Lobe Sciences Completes Previously Announced Sale of Cannabis Assets to Ionic Brands
Strategic sale of non-core assets by Lobe adds non-dilutive capital and shareholder value.
Vancouver, British Columbia–(Newsfile Corp. – March 8, 2021) – Lobe Sciences Ltd. (CSE: LOBE) (OTC Pink: GTSIF) (“Lobe” or the “Company”) is pleased to announce, further to its press release dated February 23, 2021, that it has completed the sale to Ionic Brands Corp. (“Ionic Brands”) of Lobe’s non-core cannabis assets relating to Washington-based Cowlitz County Cannabis Cultivation Inc. (“Cowlitz”) held by Lobe’s subsidiary vendor, Green Star Biosciences Inc. (the “Transaction”).
Philip Young, CEO and Director of Lobe stated, “This sale provides us with substantial non-dilutive capital to grow our business and accelerate our research and device development. Ionic Brands has been expanding their footprint in the US cannabis market, and this sale allows Lobe to continue to be invested in this exciting sector. The Company continues to focus on its psychedelics business segment, and plans to provide an update on its pre-clinical studies with the University of Miami in the near future.

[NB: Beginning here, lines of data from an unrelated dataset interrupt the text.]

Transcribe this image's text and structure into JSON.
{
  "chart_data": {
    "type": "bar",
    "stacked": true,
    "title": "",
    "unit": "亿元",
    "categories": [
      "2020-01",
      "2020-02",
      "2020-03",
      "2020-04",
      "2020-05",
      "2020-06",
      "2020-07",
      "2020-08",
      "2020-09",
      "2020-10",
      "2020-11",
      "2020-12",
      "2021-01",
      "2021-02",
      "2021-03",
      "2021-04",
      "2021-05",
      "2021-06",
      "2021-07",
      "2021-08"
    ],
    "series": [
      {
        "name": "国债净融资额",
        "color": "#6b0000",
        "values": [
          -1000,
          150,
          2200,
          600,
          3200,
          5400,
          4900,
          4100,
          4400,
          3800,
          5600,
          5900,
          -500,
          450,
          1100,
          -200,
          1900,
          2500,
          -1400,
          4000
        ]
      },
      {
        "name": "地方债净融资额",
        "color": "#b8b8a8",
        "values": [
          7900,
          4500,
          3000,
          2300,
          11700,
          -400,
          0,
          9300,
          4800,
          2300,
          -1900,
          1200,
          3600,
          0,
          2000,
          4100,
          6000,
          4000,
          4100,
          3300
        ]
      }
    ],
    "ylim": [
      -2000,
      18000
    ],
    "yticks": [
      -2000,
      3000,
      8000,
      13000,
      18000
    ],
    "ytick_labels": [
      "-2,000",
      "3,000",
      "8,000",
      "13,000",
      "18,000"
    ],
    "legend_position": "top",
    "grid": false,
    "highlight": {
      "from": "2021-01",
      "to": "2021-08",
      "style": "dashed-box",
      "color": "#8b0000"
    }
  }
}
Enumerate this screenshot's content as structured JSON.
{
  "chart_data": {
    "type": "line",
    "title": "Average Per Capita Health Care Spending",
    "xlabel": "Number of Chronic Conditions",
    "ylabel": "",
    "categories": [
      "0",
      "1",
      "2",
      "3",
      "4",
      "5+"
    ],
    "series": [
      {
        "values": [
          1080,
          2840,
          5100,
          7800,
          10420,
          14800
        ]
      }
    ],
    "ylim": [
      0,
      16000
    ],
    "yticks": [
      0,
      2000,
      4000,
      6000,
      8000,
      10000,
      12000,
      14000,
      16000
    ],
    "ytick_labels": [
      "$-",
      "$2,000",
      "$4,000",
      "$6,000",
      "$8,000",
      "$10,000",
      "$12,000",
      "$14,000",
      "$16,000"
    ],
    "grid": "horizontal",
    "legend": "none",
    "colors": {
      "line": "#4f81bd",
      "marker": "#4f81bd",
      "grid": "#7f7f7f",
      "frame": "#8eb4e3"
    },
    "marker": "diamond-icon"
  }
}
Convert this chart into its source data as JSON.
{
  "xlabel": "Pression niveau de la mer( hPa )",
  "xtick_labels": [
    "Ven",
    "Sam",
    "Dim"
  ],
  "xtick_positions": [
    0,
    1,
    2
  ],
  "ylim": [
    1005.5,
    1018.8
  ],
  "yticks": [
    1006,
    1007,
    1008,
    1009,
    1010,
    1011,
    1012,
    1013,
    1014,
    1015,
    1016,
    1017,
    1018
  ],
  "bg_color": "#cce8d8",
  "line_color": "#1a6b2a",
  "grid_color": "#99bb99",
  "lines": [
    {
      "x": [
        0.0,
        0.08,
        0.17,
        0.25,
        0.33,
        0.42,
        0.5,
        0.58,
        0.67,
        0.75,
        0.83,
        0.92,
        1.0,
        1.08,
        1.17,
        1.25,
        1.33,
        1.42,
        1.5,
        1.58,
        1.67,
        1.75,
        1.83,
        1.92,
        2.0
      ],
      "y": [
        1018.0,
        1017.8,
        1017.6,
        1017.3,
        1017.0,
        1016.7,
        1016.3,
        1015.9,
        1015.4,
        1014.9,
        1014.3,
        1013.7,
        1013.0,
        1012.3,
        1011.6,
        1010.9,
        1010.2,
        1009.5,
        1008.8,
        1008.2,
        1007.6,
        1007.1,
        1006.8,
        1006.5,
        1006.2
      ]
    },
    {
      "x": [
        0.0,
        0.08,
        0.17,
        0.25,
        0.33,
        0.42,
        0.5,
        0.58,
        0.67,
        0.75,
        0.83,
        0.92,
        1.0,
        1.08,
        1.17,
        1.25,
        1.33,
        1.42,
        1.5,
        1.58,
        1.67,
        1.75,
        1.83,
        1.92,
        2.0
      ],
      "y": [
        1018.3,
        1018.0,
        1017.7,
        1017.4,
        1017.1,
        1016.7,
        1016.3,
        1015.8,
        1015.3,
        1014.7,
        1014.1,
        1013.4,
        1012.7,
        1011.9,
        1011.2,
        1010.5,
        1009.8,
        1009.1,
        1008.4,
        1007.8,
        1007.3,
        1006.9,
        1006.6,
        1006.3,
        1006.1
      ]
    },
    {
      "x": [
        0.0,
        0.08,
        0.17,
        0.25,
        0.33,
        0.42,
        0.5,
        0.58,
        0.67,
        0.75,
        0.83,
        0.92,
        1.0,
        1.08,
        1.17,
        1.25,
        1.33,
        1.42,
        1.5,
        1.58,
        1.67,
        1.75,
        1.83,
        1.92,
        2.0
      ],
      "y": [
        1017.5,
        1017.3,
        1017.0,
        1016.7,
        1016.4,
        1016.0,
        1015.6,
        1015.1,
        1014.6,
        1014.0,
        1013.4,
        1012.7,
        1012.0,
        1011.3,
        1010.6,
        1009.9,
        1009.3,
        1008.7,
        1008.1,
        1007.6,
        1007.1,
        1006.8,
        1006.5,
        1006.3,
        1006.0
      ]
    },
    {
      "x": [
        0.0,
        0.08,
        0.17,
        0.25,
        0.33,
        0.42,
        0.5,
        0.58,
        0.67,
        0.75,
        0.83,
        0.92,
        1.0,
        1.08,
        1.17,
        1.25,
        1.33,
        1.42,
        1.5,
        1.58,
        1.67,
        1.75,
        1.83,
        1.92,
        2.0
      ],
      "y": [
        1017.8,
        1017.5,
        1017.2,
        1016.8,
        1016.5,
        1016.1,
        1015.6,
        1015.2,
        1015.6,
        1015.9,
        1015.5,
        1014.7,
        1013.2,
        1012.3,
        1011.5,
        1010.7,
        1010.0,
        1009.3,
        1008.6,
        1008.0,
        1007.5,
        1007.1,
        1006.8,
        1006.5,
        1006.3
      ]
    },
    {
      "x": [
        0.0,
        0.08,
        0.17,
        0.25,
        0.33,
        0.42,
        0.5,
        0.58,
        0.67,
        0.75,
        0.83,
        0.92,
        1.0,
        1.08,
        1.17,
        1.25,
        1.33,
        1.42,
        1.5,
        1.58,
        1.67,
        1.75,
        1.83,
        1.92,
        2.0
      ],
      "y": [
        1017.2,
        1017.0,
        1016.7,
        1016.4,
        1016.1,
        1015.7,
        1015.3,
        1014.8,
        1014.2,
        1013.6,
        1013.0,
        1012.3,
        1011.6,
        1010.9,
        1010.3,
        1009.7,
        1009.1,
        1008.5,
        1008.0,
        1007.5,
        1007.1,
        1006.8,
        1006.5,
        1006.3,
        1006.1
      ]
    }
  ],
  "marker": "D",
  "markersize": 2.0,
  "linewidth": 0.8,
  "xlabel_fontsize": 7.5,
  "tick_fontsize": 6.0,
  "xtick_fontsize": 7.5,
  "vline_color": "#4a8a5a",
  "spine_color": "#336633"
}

The Company intends to capitalize on the growing mental health sector including the use of other psychedelics with and without NAC using our proprietary nasal delivery device.”
- Strengthens Lobe’s balance sheet with $1.75 million cash on closing
- Provides equity ownership in Ionic Brands through the issuance of class E non-voting preferred shares which carry a two-year 13% annual, cumulative, preferential dividend on the issue price per share of $0.30, and which are convertible into common shares of Ionic Brands on a one-for-one basis, as well as additional equity upside through warrants to purchase up to 4,000,000 common shares (subject to Lobe’s covenant not to convert if conversion would result in Lobe becoming an insider of Ionic Brands based on post-conversion beneficial ownership)
- Commitment from Ionic Brands to significantly improve its balance sheet through the conversion of outstanding Debentures
- Lobe’s subsidiary vendor issued a US$50,000 promissory note from Ionic Brands bearing interest at 7% and maturing in two years, secured against the purchased assets
- Allows Lobe to continue to be exposed to the cannabis sector and the broader mental health and wellness industry utilizing transformative medicine, while permitting Lobe to focus on its core business relating to R&D of psychedelic medicines
- Provides Lobe with certain minority board representation rights with respect to the board of directors of Ionic Brands
Further to the Company’s press release dated February 23, 2021, in connection with the closing of the Transaction, the Company amended the terms of the asset purchase agreement governing the Transaction. In particular, and following Ionic Brand’s news release on March 2, 2021 confirming that it had closed a $14.7 million oversubscribed private placement and had entered into debenture conversion and voting support agreement with holders of 80.2% of the outstanding principal amount of secured convertible debentures (the “Ionic Debentures”), Ionic Brands covenanted in favour of Lobe’s vendor subsidiary to convert, within 60 days following the date hereof, at least 90% of the principal amount of the outstanding Ionic Debentures, resulting in obligations outstanding (including principal and accrued interest, if any) of no more than $1,800,000 as at the date of conversion. Furthermore, Ionic Brands has agreed to certain minority board nomination rights in favour of Lobe.
For further details regarding the Transaction, please refer to the news release of the Company dated February 23, 2021 and the asset purchase agreement dated February 22, 2021 between the Company’s subsidiary vendor and Ionic Brands in respect of the Transaction, copies of which are filed under Lobe’s SEDAR profile at www.sedar.com.